Ex-Parris Island Marine, convicted in 2017 hazing scandal, arrested near Beaufort
A former drill instructor at Parris Island, who in 2017 was convicted by a military jury in a high-profile scandal involving his abuse and hazing of recruits, was arrested early this week in the Beaufort area for allegedly abusing his son.
Joseph Anthony Felix, 42, was booked on a misdemeanor charge of cruelty to children Sunday afternoon. He was released from the Beaufort County jail the following morning on a personal recognizance bond, court records show.

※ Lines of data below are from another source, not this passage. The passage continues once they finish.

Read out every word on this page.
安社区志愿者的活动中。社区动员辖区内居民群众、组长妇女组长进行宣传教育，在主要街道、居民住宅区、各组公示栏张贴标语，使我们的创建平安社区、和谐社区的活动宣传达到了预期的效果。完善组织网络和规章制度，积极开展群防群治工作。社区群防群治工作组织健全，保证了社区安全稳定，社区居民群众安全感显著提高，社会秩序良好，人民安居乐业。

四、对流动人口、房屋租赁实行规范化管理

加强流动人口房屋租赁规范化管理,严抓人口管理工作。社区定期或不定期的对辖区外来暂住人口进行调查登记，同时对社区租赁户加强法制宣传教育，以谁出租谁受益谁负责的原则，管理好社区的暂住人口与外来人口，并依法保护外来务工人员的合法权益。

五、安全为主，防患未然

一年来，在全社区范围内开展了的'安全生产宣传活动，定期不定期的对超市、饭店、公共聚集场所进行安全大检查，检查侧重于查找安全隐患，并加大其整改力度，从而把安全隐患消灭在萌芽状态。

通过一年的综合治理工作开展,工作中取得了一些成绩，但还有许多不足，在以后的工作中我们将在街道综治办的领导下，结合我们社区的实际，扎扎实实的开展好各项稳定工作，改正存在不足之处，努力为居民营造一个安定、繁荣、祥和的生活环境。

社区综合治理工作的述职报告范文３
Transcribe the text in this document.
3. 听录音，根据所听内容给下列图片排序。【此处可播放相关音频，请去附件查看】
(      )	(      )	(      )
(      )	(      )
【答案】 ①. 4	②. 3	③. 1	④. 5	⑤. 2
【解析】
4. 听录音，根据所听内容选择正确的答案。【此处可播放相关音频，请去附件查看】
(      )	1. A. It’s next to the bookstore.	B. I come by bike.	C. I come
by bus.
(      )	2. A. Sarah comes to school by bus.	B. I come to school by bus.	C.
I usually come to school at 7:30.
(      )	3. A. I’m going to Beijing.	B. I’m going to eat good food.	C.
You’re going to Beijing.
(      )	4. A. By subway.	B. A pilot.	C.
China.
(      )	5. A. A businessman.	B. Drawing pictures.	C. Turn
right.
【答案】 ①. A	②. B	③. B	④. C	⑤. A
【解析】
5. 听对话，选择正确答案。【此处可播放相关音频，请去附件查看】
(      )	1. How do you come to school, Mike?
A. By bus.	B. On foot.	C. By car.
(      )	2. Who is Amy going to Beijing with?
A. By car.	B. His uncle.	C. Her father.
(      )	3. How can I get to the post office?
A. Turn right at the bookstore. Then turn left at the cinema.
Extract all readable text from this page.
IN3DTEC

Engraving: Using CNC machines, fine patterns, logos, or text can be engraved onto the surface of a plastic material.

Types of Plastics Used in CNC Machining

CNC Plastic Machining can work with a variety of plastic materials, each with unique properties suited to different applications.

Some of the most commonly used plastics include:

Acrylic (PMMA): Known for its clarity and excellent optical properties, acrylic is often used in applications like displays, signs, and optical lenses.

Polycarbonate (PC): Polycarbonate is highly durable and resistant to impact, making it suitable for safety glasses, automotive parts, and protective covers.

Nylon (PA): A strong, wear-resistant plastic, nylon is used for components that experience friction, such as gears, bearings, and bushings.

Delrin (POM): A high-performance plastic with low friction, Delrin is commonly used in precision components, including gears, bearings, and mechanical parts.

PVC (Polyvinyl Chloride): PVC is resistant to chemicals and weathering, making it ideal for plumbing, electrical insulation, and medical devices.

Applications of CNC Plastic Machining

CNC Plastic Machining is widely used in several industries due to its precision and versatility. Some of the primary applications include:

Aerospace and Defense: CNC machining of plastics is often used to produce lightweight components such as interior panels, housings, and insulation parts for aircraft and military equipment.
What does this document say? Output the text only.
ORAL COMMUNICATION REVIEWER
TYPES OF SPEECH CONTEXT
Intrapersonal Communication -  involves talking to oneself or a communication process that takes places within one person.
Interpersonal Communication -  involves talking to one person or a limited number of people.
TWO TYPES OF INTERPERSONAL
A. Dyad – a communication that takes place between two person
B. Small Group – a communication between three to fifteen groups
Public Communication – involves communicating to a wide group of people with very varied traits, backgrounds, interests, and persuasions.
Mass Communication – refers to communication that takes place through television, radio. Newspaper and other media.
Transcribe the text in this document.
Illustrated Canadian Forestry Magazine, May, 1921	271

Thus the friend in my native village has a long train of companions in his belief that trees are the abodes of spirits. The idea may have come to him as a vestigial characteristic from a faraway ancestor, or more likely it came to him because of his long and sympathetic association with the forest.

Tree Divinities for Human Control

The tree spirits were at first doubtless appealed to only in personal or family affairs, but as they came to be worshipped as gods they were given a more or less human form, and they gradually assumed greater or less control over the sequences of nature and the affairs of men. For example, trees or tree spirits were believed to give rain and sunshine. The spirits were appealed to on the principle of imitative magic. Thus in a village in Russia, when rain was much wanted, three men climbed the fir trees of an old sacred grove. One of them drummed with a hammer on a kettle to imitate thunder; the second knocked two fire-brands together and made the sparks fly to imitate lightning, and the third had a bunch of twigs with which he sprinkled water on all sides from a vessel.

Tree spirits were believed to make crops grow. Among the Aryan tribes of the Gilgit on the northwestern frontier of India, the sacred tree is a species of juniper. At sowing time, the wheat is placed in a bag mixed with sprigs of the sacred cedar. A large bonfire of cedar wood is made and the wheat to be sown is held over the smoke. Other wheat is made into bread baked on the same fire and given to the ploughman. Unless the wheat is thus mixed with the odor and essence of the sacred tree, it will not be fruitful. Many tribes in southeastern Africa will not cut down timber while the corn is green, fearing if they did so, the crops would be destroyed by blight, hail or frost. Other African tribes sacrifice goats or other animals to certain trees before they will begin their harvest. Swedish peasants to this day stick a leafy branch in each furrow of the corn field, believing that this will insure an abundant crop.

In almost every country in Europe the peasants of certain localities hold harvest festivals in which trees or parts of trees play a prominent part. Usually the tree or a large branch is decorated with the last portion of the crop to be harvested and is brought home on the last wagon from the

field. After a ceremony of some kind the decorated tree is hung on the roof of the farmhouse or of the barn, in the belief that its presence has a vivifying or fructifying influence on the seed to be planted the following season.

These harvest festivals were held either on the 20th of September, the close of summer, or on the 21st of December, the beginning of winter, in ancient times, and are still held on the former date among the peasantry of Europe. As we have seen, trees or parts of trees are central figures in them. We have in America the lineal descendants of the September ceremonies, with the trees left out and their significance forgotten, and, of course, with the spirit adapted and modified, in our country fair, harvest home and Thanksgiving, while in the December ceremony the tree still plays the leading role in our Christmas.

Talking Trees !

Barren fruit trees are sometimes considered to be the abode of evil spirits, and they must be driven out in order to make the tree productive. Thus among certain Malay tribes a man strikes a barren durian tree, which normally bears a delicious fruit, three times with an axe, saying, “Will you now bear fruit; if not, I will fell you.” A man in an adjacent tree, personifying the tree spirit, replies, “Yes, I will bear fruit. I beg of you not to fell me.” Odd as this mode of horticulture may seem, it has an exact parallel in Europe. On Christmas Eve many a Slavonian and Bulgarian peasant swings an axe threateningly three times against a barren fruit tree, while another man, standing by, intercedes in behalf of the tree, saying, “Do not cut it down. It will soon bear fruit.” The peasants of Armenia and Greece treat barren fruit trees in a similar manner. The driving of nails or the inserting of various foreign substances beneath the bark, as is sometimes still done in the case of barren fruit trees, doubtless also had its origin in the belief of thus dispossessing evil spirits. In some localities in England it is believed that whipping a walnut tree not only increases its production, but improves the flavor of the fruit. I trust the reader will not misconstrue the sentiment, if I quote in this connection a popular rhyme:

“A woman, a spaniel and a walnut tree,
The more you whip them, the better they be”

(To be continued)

Felix, a 15-year Marine Corps veteran who served in both Iraq and Afghanistan, was dishonorably discharged and sentenced to 10 years in prison for abusing recruits in his charge at the Marine Corps Recruit Depot Parris Island and targeting three Muslim former trainees in what one prosecutor called a “hate crime.”
Prosecutors said Felix abused nearly 20 recruits and made others perform unauthorized punishment exercises. He was also convicted of slapping Muslim recruit Raheel Siddiqui in the face moments before the 20-year-old fell off a barracks stairwell to his death.
Ex-drill instructor’s arrest in Beaufort
Police responded to Felix’s home in the Roseida subdivision near the Marine Corps Air Station Beaufort around 4 p.m. Sunday, after his son’s friend urged the boy to tell police about the severe cuts on his neck, according to Beaufort County Sheriff’s Office spokesperson Robert Herlong.
Finding the boys on the side of the road, a deputy noted the cuts to the victim’s neck looked “as if something had scraped it with excessive force,” a police report says.
Although much of the report is redacted, the deputy concluded with a note saying he would charge Felix due to “the excessive physical punishment” that caused the cuts to the boy’s neck.
The boy was taken into emergency protective custody and police filed a report with the Department of Social Services, the report says. Herlong would not specify the age of the victim, whose name was redacted in the incident report.
It was not immediately clear when Felix had been released from prison.
Felix’s misdemeanor charge of cruelty to children, defined in part as ill-treating or “inflict(ing) unnecessary pain or suffering upon a child,” is punishable by a maximum of 30 days in prison or a fine of up to $200.